Есенин, его жёны и одалиски - Павел Федорович Николаев
– Что я наделала? Что я наделала? – запричитала она, бросаясь в погоню.
– Сергей!.. Серёжа!.. Серёженька! Вернись! – кричала она, сбегая по лестнице с восьмого этажа. Эхо её голоса гудело в лифтовом пролёте».
…Вернувшись в комнату Наседкина, похожую на гроб, Есенин попросил водки. А тут, кстати, пришёл собутыльник поэта Сахаров, тучный блондин с заплывшими глазами, бывший когда-то хозяином издательства, а теперь вращающийся в литературных сферах с надеждой на бесплатную выпивку. Он был в большой дружбе с поэтом. Есенин посвятил Сахарову большое стихотворение «Русь советская».
– Мне крикнуть «вон», – стучал пьяный Есенин кулаком по столу, – погоди же!
Наседкин и Сахаров[118] старались всячески утешить обиженного.
…Разрыв с любимым человеком был сильнейшим ударом по сознанию и психике Галины Артуровны. Свою обиду и горечь разочарования в идеале она выплеснула на страницы дневника.
«Сергей – хам. При всём его богатстве – хам. Под внешней вылощенной манерностью, под внешним благородством живёт хам. А ведь с него больше спрашивается, нежели с какого-нибудь простого смертного. Если бы он ушёл просто, без этого хамства, то не была бы разбита во мне вера в него. А теперь – чем он для меня отличается от Приблудного? – такое же ничтожество, так же атрофировано элементарное чувство порядочности. Вообще он это искусно скрывает, но тут в гневе у него прорвалось. И что бы мне Катя ни говорила – всё это ерунда. Я нарочно такой не смогу быть. Сергей понимал себя, и только.

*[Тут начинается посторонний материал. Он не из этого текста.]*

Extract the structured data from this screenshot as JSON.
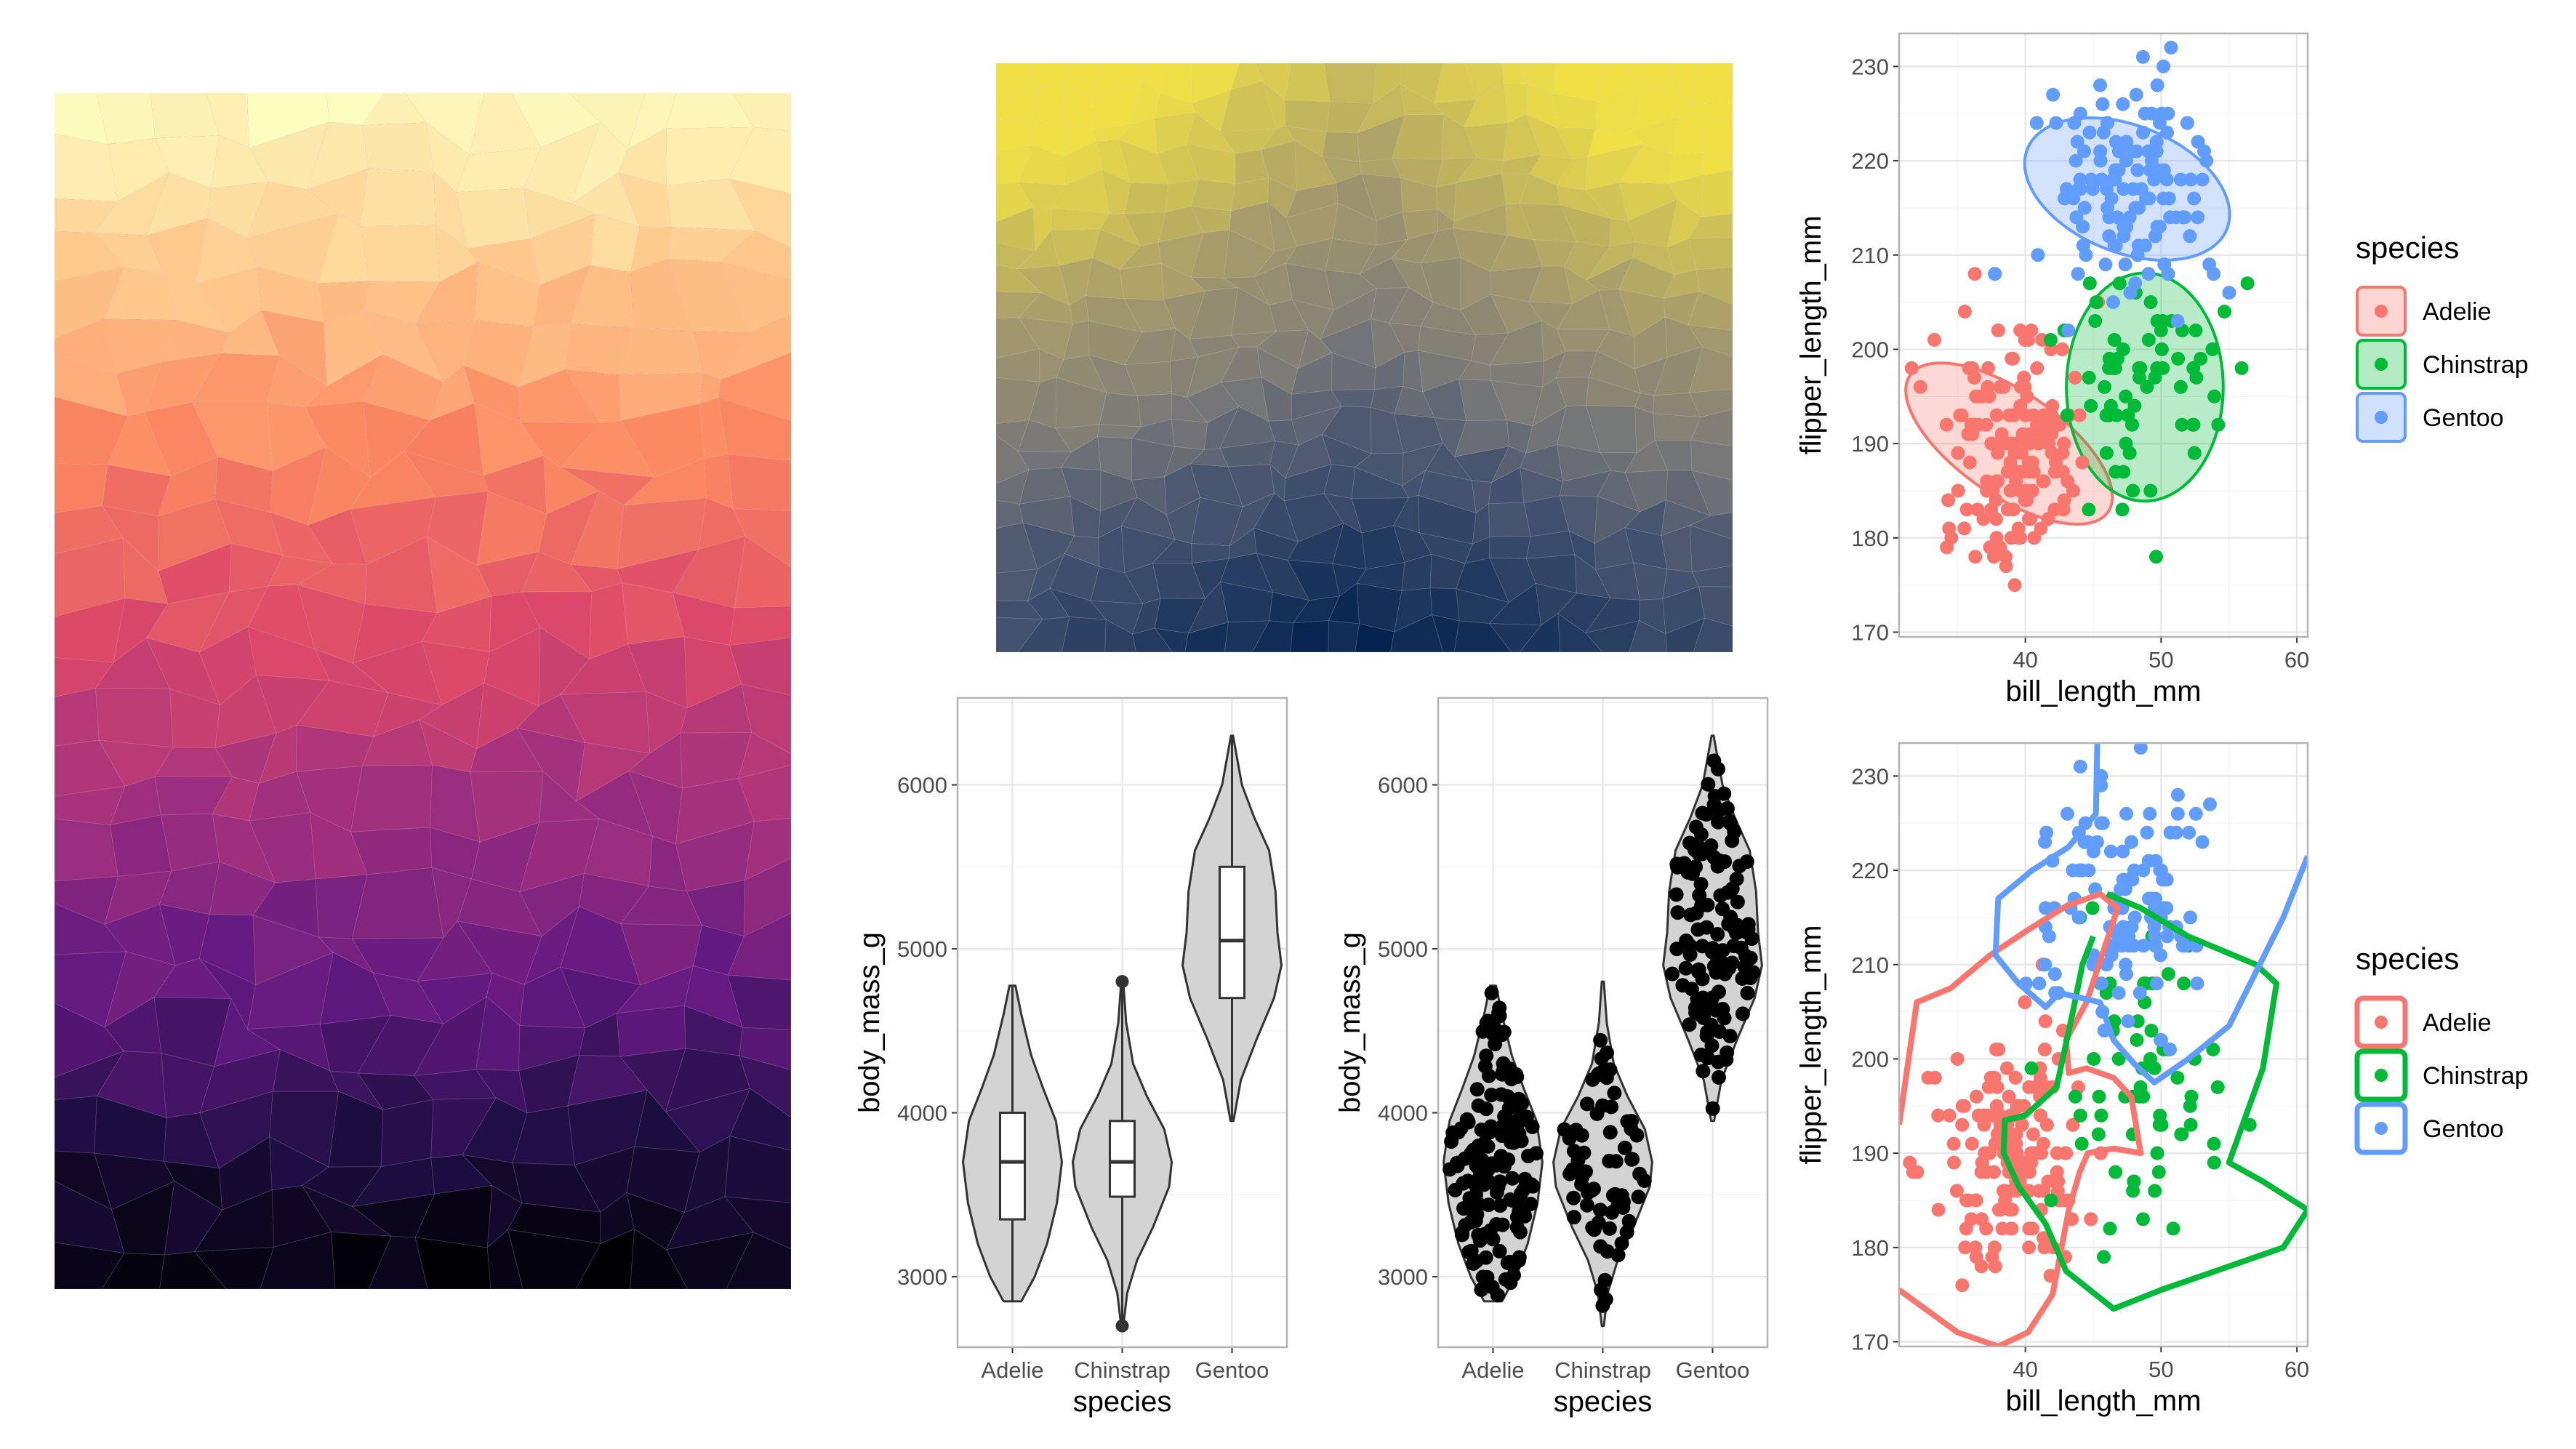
{
  "colors": {
    "adelie": "#F8766D",
    "chinstrap": "#00BA38",
    "gentoo": "#619CFF",
    "panel_border": "#B3B3B3",
    "grid_major": "#E6E6E6",
    "grid_minor": "#F2F2F2",
    "violin_fill": "#D3D3D3"
  },
  "icons": {
    "legend_key": "point-with-box",
    "mosaic_left": "voronoi-magma-gradient",
    "mosaic_top": "voronoi-cividis-gradient"
  },
  "mosaics": [
    {
      "palette": "magma",
      "direction": "light-top-to-dark-bottom"
    },
    {
      "palette": "cividis",
      "direction": "yellow-top-corners-to-navy-bottom"
    }
  ],
  "chart_data": [
    {
      "type": "violin",
      "xlabel": "species",
      "ylabel": "body_mass_g",
      "categories": [
        "Adelie",
        "Chinstrap",
        "Gentoo"
      ],
      "ylim": [
        2570,
        6530
      ],
      "yticks": [
        3000,
        4000,
        5000,
        6000
      ],
      "grid": true,
      "violins": [
        {
          "name": "Adelie",
          "min": 2850,
          "q1": 3350,
          "median": 3700,
          "q3": 4000,
          "max": 4775,
          "density": [
            [
              2850,
              0.18
            ],
            [
              3000,
              0.45
            ],
            [
              3200,
              0.7
            ],
            [
              3450,
              0.9
            ],
            [
              3700,
              1.0
            ],
            [
              3950,
              0.88
            ],
            [
              4150,
              0.62
            ],
            [
              4350,
              0.38
            ],
            [
              4600,
              0.18
            ],
            [
              4775,
              0.06
            ]
          ]
        },
        {
          "name": "Chinstrap",
          "min": 2700,
          "q1": 3488,
          "median": 3700,
          "q3": 3950,
          "max": 4800,
          "density": [
            [
              2700,
              0.02
            ],
            [
              2900,
              0.1
            ],
            [
              3100,
              0.3
            ],
            [
              3300,
              0.62
            ],
            [
              3550,
              0.95
            ],
            [
              3700,
              1.0
            ],
            [
              3900,
              0.85
            ],
            [
              4100,
              0.5
            ],
            [
              4300,
              0.22
            ],
            [
              4550,
              0.08
            ],
            [
              4800,
              0.02
            ]
          ]
        },
        {
          "name": "Gentoo",
          "min": 3950,
          "q1": 4700,
          "median": 5050,
          "q3": 5500,
          "max": 6300,
          "density": [
            [
              3950,
              0.03
            ],
            [
              4200,
              0.18
            ],
            [
              4450,
              0.5
            ],
            [
              4700,
              0.85
            ],
            [
              4900,
              1.0
            ],
            [
              5100,
              0.92
            ],
            [
              5350,
              0.88
            ],
            [
              5600,
              0.75
            ],
            [
              5800,
              0.45
            ],
            [
              6000,
              0.2
            ],
            [
              6300,
              0.02
            ]
          ]
        }
      ],
      "outliers": [
        {
          "name": "Chinstrap",
          "value": 2700
        },
        {
          "name": "Chinstrap",
          "value": 4800
        }
      ]
    },
    {
      "type": "violin",
      "xlabel": "species",
      "ylabel": "body_mass_g",
      "categories": [
        "Adelie",
        "Chinstrap",
        "Gentoo"
      ],
      "ylim": [
        2570,
        6530
      ],
      "yticks": [
        3000,
        4000,
        5000,
        6000
      ],
      "grid": true,
      "violins": [
        {
          "name": "Adelie",
          "min": 2850,
          "max": 4775,
          "n": 151,
          "density": [
            [
              2850,
              0.18
            ],
            [
              3000,
              0.45
            ],
            [
              3200,
              0.7
            ],
            [
              3450,
              0.9
            ],
            [
              3700,
              1.0
            ],
            [
              3950,
              0.88
            ],
            [
              4150,
              0.62
            ],
            [
              4350,
              0.38
            ],
            [
              4600,
              0.18
            ],
            [
              4775,
              0.06
            ]
          ]
        },
        {
          "name": "Chinstrap",
          "min": 2700,
          "max": 4800,
          "n": 68,
          "density": [
            [
              2700,
              0.02
            ],
            [
              2900,
              0.1
            ],
            [
              3100,
              0.3
            ],
            [
              3300,
              0.62
            ],
            [
              3550,
              0.95
            ],
            [
              3700,
              1.0
            ],
            [
              3900,
              0.85
            ],
            [
              4100,
              0.5
            ],
            [
              4300,
              0.22
            ],
            [
              4550,
              0.08
            ],
            [
              4800,
              0.02
            ]
          ]
        },
        {
          "name": "Gentoo",
          "min": 3950,
          "max": 6300,
          "n": 123,
          "density": [
            [
              3950,
              0.03
            ],
            [
              4200,
              0.18
            ],
            [
              4450,
              0.5
            ],
            [
              4700,
              0.85
            ],
            [
              4900,
              1.0
            ],
            [
              5100,
              0.92
            ],
            [
              5350,
              0.88
            ],
            [
              5600,
              0.75
            ],
            [
              5800,
              0.45
            ],
            [
              6000,
              0.2
            ],
            [
              6300,
              0.02
            ]
          ]
        }
      ]
    },
    {
      "type": "scatter",
      "xlabel": "bill_length_mm",
      "ylabel": "flipper_length_mm",
      "xlim": [
        30.7,
        60.8
      ],
      "ylim": [
        169.5,
        233.5
      ],
      "xticks": [
        40,
        50,
        60
      ],
      "yticks": [
        170,
        180,
        190,
        200,
        210,
        220,
        230
      ],
      "grid": true,
      "overlay": "ellipse",
      "legend": {
        "title": "species",
        "position": "right",
        "labels": [
          "Adelie",
          "Chinstrap",
          "Gentoo"
        ]
      },
      "series": [
        {
          "name": "Adelie",
          "cx": 38.8,
          "cy": 190,
          "sx": 2.65,
          "sy": 6.5,
          "n": 151
        },
        {
          "name": "Chinstrap",
          "cx": 48.8,
          "cy": 196,
          "sx": 3.3,
          "sy": 7.1,
          "n": 68
        },
        {
          "name": "Gentoo",
          "cx": 47.5,
          "cy": 217,
          "sx": 3.1,
          "sy": 6.5,
          "n": 123
        }
      ],
      "ellipses": [
        {
          "name": "Adelie",
          "cx": 38.8,
          "cy": 190,
          "rx": 8.5,
          "ry": 19,
          "rot": -40
        },
        {
          "name": "Chinstrap",
          "cx": 48.8,
          "cy": 196,
          "rx": 10.5,
          "ry": 22,
          "rot": 0
        },
        {
          "name": "Gentoo",
          "cx": 47.5,
          "cy": 217,
          "rx": 11,
          "ry": 16,
          "rot": -45
        }
      ]
    },
    {
      "type": "scatter",
      "xlabel": "bill_length_mm",
      "ylabel": "flipper_length_mm",
      "xlim": [
        30.7,
        60.8
      ],
      "ylim": [
        169.5,
        233.5
      ],
      "xticks": [
        40,
        50,
        60
      ],
      "yticks": [
        170,
        180,
        190,
        200,
        210,
        220,
        230
      ],
      "grid": true,
      "overlay": "contour",
      "legend": {
        "title": "species",
        "position": "right",
        "labels": [
          "Adelie",
          "Chinstrap",
          "Gentoo"
        ]
      },
      "series": [
        {
          "name": "Adelie",
          "cx": 38.8,
          "cy": 190,
          "sx": 2.65,
          "sy": 6.5,
          "n": 151
        },
        {
          "name": "Chinstrap",
          "cx": 48.8,
          "cy": 196,
          "sx": 3.3,
          "sy": 7.1,
          "n": 68
        },
        {
          "name": "Gentoo",
          "cx": 47.5,
          "cy": 217,
          "sx": 3.1,
          "sy": 6.5,
          "n": 123
        }
      ],
      "contours": [
        {
          "name": "Adelie",
          "points": [
            [
              30.7,
              175.5
            ],
            [
              35,
              171
            ],
            [
              38,
              169.5
            ],
            [
              40.2,
              171
            ],
            [
              42,
              175
            ],
            [
              43.2,
              184
            ],
            [
              44,
              188
            ],
            [
              44.6,
              190
            ],
            [
              46.5,
              190.5
            ],
            [
              48.5,
              190
            ],
            [
              47.8,
              196
            ],
            [
              46.5,
              198
            ],
            [
              44.5,
              199
            ],
            [
              43.2,
              198.5
            ],
            [
              43,
              202
            ],
            [
              44.5,
              206
            ],
            [
              46,
              212.5
            ],
            [
              46.8,
              216
            ],
            [
              45.5,
              217.5
            ],
            [
              43,
              216.2
            ],
            [
              40,
              213.5
            ],
            [
              37.4,
              211
            ],
            [
              34.5,
              207.5
            ],
            [
              32,
              206
            ],
            [
              30.7,
              193
            ]
          ]
        },
        {
          "name": "Chinstrap",
          "points": [
            [
              46,
              217.5
            ],
            [
              48.5,
              216
            ],
            [
              52,
              213
            ],
            [
              57,
              210
            ],
            [
              58.5,
              208
            ],
            [
              57.5,
              199
            ],
            [
              55,
              189
            ],
            [
              57.5,
              187
            ],
            [
              60.8,
              184
            ],
            [
              59,
              180
            ],
            [
              55,
              178
            ],
            [
              50,
              175.5
            ],
            [
              46.5,
              173.5
            ],
            [
              43,
              177.5
            ],
            [
              41.5,
              182.5
            ],
            [
              39.5,
              186.5
            ],
            [
              38.4,
              190
            ],
            [
              38.5,
              193.5
            ],
            [
              40,
              194
            ],
            [
              42.3,
              197
            ],
            [
              43.5,
              205
            ],
            [
              44.2,
              210
            ],
            [
              45,
              213
            ]
          ]
        },
        {
          "name": "Gentoo",
          "points": [
            [
              45.3,
              233.5
            ],
            [
              45.2,
              226
            ],
            [
              43.2,
              222.5
            ],
            [
              40.5,
              220
            ],
            [
              38,
              217
            ],
            [
              37.8,
              211
            ],
            [
              39.5,
              208
            ],
            [
              41.5,
              205.5
            ],
            [
              42.5,
              207
            ],
            [
              45.5,
              206
            ],
            [
              46.5,
              202
            ],
            [
              48,
              199.5
            ],
            [
              49.5,
              197.5
            ],
            [
              52,
              200
            ],
            [
              55,
              203.5
            ],
            [
              59,
              215
            ],
            [
              60.8,
              221.5
            ]
          ]
        }
      ]
    }
  ]
}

Всегдашнее – “Я как женщина ему не нравлюсь” И после всего этого я должна быть верной ему. Зачем? Чего ради беречь себя? Чтобы это льстило ему?»
И тут в записи Бениславской вновь появляется фигура Л.О. Порицкого, давшего ей то, о чём мечтает каждая женщина:
«Я очень рада встрече с Л. Это единственный, кто дал мне почувствовать радость, и не только физически, радость быть любимой. Только Лев был настоящим. Мне и сейчас дорого то безрассудство, но это всё равно.

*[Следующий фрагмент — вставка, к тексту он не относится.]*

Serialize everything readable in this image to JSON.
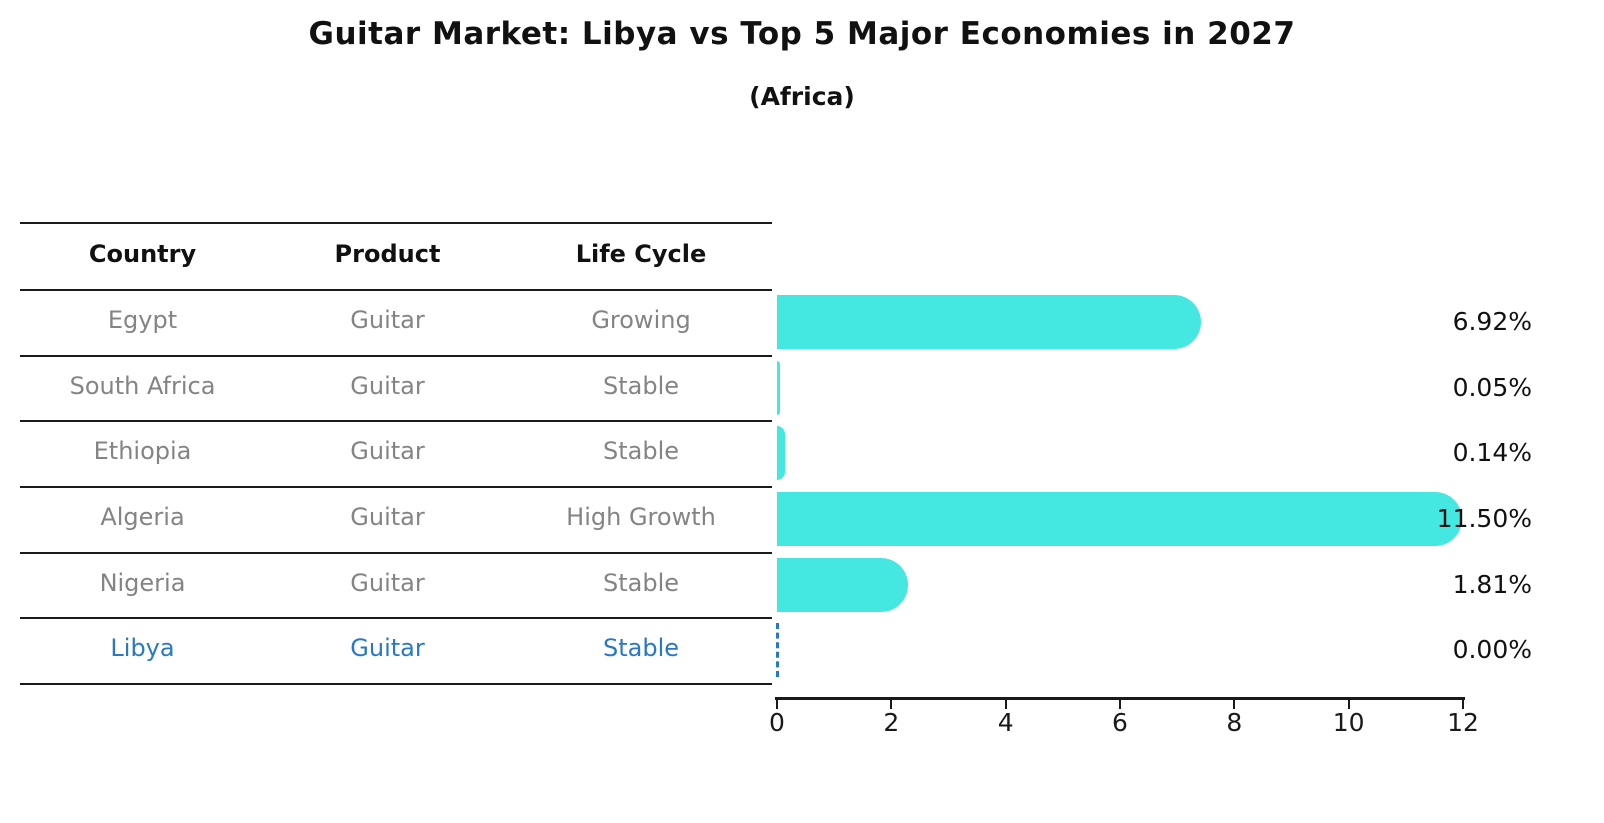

Пускай бы Сергей обозлился, за это я согласна платить. Мог уйти. Но уйти так, считая столы и стулья – “это тоже мое, но пусть пока останется” – нельзя такие вещи делать».
То есть Галину Артуровну не столько пришиб уход Есенина – к этому она была психологически готова, – сколько та форма, в которой это было сделано. И она пыталась разобраться в том, почему именно так случилось. То есть опять и опять искала оправдания любимому. «Теперь спокойнее: всё предыдущее верно. Почему случилось? – знаю. Что своё дело сделали и зима, и клевета, и даже клевета сделала больше, чем то, что было в самом деле, факт. Сергею трудно было не взбеситься, и не в силах он был оборвать это красиво. То грубое, что в нём всегда было, всё это всплыло при усиленных стараниях Наседкина, и Сахарова, и Анны Абрамовны[119]. Все это, конечно, было болезненно, и должно было обозлить его».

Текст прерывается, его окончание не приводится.